Toutefois “le Portrait”, relu après une première fois voici 15 ans, est vraiment une merveille dans laquelle on retrouve beaucoup de passions de Wilde : la tragédie à l’issue inexorable, les salons londoniens, le culte de la beauté, le narcissisme de Gray voire de “l’observateur” Harry. Et évidemment ce qui va coûter la perte d’Oscar Wilde : les amours illicites.

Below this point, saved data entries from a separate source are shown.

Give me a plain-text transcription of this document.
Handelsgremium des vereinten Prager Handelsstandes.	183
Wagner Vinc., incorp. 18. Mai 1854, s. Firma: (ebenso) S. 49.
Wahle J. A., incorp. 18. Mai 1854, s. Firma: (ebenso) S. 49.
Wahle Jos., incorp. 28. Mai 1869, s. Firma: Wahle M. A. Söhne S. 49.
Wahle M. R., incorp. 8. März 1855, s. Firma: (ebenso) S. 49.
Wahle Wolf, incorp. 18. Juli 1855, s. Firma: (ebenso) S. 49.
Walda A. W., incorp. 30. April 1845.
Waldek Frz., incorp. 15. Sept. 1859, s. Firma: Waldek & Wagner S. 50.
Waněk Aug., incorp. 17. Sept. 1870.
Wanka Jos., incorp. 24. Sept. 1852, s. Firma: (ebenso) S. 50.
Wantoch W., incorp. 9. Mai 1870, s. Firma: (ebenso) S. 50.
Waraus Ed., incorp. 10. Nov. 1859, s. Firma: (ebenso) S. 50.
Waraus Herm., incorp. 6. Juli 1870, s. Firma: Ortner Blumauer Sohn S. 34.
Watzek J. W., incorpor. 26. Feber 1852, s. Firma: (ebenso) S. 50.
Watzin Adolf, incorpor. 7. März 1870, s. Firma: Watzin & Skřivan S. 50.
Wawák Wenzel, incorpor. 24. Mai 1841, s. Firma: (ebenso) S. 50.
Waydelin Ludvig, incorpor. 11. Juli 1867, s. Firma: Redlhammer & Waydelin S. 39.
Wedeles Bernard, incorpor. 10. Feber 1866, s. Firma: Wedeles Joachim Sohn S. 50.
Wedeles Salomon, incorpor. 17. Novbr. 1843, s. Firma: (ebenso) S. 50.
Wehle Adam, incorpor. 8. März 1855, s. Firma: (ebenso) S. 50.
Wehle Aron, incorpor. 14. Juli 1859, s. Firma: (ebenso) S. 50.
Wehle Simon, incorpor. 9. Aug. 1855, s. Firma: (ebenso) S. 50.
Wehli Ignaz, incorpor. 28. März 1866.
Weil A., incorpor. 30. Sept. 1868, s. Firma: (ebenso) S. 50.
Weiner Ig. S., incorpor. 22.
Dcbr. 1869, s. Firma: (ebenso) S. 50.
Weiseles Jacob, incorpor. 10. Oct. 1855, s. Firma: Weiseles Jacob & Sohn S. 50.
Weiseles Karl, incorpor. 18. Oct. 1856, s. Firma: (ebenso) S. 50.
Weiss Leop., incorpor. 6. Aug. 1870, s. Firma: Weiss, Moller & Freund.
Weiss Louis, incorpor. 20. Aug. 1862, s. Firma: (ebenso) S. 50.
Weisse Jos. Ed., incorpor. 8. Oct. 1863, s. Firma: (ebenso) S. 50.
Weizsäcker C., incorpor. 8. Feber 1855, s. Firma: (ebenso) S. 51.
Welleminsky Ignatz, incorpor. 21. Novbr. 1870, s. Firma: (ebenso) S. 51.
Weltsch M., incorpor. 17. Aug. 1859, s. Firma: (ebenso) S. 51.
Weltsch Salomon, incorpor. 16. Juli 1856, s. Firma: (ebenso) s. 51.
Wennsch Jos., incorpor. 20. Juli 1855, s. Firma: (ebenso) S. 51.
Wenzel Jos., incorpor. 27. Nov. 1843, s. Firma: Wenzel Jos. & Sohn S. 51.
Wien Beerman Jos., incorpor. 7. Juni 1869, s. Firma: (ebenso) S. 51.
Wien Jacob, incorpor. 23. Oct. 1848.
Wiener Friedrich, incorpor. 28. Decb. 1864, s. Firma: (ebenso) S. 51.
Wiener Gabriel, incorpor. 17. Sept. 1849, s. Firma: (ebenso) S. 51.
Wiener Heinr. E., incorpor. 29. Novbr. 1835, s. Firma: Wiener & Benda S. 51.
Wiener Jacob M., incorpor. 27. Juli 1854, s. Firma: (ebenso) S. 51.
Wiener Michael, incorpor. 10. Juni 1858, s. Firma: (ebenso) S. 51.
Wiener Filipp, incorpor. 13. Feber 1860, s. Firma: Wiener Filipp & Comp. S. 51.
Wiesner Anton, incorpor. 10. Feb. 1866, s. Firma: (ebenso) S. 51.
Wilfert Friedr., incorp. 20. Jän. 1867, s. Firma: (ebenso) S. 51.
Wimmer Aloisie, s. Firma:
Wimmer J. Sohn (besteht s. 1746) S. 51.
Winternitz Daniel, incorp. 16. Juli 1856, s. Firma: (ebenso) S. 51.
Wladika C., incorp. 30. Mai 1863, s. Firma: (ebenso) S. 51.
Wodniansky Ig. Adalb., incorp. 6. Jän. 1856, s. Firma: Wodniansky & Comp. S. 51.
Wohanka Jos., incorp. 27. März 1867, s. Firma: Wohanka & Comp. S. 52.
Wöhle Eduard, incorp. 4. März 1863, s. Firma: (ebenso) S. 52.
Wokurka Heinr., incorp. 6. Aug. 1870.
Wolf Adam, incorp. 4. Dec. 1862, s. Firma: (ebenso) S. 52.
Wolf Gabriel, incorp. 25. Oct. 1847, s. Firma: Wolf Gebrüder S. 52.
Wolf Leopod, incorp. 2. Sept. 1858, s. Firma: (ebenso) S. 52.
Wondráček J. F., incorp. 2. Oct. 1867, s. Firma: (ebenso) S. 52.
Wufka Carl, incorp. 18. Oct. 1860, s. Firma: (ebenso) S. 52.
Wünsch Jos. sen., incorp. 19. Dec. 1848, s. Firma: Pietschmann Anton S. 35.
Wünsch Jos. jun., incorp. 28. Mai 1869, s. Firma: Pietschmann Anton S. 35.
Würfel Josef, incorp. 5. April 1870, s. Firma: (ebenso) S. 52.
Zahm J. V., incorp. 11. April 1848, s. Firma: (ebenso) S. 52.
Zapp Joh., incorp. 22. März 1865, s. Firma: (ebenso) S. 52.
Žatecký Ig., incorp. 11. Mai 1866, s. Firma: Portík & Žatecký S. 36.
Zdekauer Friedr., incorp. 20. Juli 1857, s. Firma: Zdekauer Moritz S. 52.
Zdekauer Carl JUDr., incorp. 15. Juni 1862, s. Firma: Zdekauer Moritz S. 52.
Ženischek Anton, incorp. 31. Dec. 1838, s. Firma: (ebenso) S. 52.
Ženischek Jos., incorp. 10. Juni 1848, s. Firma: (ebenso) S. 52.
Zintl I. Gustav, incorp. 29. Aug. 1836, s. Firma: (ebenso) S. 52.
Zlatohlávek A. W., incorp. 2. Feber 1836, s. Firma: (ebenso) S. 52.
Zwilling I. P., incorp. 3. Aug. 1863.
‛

En tout cas, il est faux de croire qu’il a mis en scène sa propre vie car quand il écrit “le Portrait”, il n’a pas encore rencontré Douglas Queensberry. A l’inverse, il est fascinant de voir comment l’écrivain va, consciemment ou pas, tenter de reproduire, après l’avoir écrit, ”le Portrait” dans sa propre existence : il deviendra fou dépendant de celui qui est, presque, son Dorian. En moins intelligent écrira-t-il perfidement après leur séparation. Seulement, dans la vraie vie, ce n’est pas Dorian qui meurt de sa folie narcissique, mais Oscar Wilde qui finit en prison à Reading, puis minablement dans un bouge parisien.
Vraiment un chef-d’oeuvre. A lire à plusieurs époques de sa vie, et dont au minimum la science du verbe devrait nous inspirer. Sans néanmoins reproduire l’ironie ou la désinvolture systématiques.